Kozma GT, Shimizu T, Ishida T, Szebeni J. Anti-PEG antibodies: Properties, formation, testing and role in adverse immune reactions to PEGylated nano-biopharmaceuticals. Adv Drug Deliv Rev. 2020;154-155:163-175. doi: 10.1016/j.addr.2020.07.024. Epub 2020 Aug 1. PMID: 32745496.

Dézsi L, Fülöp T, Mészáros T, Szénási G, Urbanics R, Vázsonyi C, Őrfi E, Rosivall L, Nemes R, Kok RJ, Metselaar JM, Storm G, Szebeni J. Features of complement activation-related pseudoallergy to liposomes with different surface charge and PEGylation: comparison of the porcine and rat responses. J Control Release. 2014 Dec 10;195:2-10. doi: 10.1016/j.jconrel.2014.08.009. Epub 2014 Aug 19. PMID: 25148822.

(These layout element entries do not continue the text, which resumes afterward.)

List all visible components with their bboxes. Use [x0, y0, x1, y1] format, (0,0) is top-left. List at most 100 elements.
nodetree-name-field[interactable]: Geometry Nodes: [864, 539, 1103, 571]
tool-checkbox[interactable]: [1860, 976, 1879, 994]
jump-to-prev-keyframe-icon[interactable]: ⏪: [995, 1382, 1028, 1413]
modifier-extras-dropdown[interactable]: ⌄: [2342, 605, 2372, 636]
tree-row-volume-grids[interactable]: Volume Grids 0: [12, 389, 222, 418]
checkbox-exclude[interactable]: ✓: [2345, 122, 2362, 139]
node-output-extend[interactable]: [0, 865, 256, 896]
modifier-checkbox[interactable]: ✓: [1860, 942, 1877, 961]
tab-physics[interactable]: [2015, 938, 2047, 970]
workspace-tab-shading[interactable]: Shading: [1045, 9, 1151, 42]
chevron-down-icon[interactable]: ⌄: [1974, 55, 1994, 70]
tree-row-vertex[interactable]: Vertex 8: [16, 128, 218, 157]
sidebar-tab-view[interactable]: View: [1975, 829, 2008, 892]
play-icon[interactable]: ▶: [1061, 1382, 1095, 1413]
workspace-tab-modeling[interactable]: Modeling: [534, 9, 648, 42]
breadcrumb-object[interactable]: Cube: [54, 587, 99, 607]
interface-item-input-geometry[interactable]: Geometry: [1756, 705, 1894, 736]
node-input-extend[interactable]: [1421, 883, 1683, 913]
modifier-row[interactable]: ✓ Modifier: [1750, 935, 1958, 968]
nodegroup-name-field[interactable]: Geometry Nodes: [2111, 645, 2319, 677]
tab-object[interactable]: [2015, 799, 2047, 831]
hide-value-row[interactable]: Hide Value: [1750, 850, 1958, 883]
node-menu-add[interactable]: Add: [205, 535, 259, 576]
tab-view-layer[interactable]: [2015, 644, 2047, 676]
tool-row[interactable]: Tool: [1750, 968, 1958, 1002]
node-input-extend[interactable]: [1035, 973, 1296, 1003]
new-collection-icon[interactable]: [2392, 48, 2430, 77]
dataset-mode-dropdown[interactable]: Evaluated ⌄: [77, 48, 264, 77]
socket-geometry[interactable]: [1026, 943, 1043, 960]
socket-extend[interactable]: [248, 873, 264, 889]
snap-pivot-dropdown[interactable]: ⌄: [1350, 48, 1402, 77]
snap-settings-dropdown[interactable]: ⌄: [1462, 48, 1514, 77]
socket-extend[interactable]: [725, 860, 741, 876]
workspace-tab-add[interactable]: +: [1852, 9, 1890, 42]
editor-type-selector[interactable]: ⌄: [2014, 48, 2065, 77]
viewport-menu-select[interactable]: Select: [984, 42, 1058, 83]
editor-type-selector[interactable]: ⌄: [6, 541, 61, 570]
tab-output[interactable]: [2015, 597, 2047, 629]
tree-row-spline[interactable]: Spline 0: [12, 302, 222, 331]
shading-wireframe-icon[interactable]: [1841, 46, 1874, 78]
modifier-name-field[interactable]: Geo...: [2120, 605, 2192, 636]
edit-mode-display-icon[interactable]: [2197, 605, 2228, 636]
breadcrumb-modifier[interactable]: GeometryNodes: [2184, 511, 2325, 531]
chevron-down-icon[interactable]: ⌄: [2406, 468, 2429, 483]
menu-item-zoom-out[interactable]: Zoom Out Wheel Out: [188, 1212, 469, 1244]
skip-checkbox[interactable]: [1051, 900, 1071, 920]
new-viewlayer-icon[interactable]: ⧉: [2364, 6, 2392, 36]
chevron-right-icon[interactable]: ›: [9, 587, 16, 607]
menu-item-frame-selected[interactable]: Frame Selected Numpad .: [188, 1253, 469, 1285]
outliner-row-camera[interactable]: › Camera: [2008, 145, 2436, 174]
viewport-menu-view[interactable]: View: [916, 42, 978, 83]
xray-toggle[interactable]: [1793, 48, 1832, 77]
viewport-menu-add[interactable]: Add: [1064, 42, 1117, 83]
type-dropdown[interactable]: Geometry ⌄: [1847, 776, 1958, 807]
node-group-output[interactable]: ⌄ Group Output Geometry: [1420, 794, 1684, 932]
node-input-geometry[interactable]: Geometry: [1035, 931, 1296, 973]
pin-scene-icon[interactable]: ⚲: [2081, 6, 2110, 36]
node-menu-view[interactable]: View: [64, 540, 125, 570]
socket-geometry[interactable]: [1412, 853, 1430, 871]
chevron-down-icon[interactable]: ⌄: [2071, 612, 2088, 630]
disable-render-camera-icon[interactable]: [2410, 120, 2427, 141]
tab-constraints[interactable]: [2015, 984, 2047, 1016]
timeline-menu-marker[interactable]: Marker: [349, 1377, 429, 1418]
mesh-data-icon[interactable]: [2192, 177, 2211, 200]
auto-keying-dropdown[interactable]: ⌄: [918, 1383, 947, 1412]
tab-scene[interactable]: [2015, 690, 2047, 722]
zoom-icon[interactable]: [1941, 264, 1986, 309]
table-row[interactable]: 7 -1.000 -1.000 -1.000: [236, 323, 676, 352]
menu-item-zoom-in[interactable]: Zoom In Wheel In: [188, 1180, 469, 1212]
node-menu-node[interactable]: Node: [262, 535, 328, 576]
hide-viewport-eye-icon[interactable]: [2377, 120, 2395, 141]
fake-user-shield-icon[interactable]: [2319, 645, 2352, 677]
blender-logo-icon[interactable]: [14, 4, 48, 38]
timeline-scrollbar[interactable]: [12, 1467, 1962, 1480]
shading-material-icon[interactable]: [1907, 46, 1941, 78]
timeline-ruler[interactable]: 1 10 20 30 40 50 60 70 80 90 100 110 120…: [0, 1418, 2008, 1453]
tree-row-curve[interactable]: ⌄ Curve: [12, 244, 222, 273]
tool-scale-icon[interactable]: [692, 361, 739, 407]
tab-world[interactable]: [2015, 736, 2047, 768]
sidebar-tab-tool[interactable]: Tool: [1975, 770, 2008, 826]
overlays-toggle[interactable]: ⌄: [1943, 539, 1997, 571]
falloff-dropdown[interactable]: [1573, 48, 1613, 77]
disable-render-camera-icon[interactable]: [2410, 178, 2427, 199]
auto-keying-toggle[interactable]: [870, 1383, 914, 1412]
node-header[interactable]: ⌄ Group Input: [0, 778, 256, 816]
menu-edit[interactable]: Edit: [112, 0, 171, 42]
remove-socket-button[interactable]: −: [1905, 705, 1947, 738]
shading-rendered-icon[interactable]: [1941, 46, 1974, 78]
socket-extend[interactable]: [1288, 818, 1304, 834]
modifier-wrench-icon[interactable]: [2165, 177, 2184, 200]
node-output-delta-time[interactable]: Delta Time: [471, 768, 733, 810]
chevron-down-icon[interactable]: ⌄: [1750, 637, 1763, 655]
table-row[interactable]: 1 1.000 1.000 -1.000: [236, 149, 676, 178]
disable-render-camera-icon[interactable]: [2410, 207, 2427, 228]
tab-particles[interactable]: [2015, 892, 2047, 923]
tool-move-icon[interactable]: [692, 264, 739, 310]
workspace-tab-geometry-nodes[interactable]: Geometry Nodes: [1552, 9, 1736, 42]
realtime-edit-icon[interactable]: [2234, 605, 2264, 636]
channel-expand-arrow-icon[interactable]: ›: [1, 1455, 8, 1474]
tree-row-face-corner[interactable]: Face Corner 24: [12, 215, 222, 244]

Response 12: The paragraph was reformulated and the reference list updated.

Point 13: l.760, Table 7: The differentiation between IONPs, SPIOs etc. is not always clear. Also, in order to interpret the list it would be valuable to add the date of the last update of the different studies

Response 13: The Table was revised and the data was added.

Point 14: l.762f: Please also mention the lack of the “safe-by-design” mindset of many groups.

Response 14: The term was added.

Point 15: l.767ff: The review should also cover the critical facts about ferumoxytol, including fatal outcomes upon administration, and also FDA warnings etc.

Response 15: Critical facts about ferumoxytol were added.

Point 16: l.807: SPION formulation tend to interfere with the MTT assay and should be avoided with these substances.

Response 17: In vitro cell viability assay displayed good biocompatibility of the conjugates with the percentage of viable cells exceeding 80% after 48 h incubation for normal cell line in a medium that contains bovine serum albumin. The information was modified.

 

Round 2

Reviewer 1 Report

The authors made an effort to improve the manuscript and I think it is now suitable for publication.